A rock that NASA’s Curiosity rover drilled from the floor of Gale Crater in 2020 has yielded organic molecules never before identified on Mars, thanks to a chemistry experiment no spacecraft had ever attempted on another planet. The results, published in Nature Communications in early 2026, confirm the detection of naphthalene and benzothiophene, ring-shaped carbon compounds that expand the known catalog of Martian organics and sharpen long-running questions about whether the planet once harbored conditions suitable for life.
A first-of-its-kind experiment, millions of miles from any lab
The sample came from a site called Mary Anning, a mudstone outcrop that the Curiosity team had specifically targeted for what mission planners called a “very special SAM experiment.” SAM, short for Sample Analysis at Mars, is the rover’s onboard chemistry lab. For most of its mission, SAM has analyzed rock powder by heating it and sniffing the gases that come off.

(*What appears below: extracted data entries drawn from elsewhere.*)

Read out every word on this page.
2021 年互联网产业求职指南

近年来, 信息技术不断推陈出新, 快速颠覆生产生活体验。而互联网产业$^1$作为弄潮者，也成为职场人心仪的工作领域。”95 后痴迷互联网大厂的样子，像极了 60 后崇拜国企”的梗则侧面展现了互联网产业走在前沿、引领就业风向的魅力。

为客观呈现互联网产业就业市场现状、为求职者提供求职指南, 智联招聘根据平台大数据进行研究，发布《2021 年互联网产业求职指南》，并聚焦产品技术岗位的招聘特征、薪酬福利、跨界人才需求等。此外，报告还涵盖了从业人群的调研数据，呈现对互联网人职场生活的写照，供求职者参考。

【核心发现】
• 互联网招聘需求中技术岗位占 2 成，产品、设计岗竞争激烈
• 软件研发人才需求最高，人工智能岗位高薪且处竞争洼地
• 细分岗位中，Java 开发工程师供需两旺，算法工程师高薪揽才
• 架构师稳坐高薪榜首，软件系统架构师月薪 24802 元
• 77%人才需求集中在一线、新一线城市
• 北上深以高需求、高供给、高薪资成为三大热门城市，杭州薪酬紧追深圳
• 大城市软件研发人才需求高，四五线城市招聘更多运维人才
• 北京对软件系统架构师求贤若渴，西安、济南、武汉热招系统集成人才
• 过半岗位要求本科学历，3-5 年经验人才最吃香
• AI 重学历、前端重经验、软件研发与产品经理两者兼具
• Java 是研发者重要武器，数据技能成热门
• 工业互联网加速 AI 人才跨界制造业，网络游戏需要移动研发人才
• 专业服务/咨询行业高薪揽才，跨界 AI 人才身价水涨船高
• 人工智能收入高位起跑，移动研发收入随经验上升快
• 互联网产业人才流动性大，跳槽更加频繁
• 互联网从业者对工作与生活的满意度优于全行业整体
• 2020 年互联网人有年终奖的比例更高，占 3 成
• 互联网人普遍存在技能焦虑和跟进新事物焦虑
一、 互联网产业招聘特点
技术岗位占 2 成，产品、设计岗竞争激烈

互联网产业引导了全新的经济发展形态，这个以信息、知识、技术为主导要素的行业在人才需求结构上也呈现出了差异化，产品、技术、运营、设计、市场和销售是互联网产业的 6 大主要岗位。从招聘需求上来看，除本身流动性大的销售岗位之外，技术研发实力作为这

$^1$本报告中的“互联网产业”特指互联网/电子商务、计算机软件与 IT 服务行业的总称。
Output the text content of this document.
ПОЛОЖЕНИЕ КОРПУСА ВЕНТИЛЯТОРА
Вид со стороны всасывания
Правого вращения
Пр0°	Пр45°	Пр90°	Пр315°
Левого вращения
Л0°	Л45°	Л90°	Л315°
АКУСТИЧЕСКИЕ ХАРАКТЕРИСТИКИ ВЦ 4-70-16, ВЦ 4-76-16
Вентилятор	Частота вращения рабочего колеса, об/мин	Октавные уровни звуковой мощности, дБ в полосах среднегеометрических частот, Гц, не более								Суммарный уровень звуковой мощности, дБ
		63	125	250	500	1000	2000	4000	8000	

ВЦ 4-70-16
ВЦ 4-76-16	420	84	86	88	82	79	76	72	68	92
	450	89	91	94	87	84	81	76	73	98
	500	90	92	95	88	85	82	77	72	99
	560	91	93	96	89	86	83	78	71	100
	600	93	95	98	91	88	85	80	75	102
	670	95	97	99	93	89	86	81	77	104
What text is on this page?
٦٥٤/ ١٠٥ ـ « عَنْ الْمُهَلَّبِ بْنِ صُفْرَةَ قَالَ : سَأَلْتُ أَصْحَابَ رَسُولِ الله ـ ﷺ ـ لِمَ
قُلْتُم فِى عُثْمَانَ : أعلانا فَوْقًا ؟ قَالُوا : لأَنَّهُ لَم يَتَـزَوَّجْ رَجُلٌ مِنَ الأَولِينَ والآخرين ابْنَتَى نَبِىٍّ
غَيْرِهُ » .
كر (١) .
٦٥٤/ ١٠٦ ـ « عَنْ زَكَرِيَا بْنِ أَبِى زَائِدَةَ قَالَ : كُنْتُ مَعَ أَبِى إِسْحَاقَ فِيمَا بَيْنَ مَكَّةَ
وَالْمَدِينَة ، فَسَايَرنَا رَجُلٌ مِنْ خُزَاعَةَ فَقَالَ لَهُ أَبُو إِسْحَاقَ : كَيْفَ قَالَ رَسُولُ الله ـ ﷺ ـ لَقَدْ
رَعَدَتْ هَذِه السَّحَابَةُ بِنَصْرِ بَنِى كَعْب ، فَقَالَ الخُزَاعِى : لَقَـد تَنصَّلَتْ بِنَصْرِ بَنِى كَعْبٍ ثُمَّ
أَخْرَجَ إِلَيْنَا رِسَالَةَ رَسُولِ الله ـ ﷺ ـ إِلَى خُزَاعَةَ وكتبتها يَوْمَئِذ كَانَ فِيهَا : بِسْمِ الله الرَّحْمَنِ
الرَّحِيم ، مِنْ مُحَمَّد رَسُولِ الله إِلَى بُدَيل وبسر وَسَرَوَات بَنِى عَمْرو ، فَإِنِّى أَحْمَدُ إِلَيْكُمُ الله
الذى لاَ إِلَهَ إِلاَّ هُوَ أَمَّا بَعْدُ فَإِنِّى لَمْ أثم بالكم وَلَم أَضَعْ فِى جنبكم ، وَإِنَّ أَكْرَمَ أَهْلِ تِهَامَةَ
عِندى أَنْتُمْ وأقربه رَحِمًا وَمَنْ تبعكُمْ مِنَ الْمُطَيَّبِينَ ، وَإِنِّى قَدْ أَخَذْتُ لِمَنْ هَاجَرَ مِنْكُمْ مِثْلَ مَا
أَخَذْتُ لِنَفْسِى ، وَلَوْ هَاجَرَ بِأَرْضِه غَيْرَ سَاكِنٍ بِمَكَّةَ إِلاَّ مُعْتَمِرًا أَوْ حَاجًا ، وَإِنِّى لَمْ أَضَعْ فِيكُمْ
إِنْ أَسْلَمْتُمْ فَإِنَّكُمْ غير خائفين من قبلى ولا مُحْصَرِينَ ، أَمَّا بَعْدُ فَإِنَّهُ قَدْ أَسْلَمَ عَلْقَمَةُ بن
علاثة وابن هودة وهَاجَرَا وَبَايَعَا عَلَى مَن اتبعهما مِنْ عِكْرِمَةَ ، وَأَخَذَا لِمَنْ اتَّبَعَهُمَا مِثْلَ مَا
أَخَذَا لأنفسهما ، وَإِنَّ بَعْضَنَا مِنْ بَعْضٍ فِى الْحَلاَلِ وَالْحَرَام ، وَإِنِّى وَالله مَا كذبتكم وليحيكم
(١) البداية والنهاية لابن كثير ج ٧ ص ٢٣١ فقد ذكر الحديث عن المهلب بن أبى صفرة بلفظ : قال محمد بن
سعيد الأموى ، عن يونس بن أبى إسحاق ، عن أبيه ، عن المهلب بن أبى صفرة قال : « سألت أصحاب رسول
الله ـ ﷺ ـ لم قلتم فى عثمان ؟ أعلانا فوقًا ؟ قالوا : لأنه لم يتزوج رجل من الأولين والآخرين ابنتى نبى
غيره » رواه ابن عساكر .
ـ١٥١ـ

That standard approach works, but high temperatures can shatter delicate organic structures before they ever reach the detector.
The Mary Anning experiment used a different strategy: thermochemolysis with tetramethylammonium hydroxide, or TMAH. In simple terms, the technique bathes crushed rock in a chemical reagent that gently pries apart complex organic molecules, converting them into forms that SAM’s instruments can identify without destroying them. Planetary scientist Amy Williams of the University of Florida, who led the study, and her colleagues reported that the method revealed compounds standard heating had missed.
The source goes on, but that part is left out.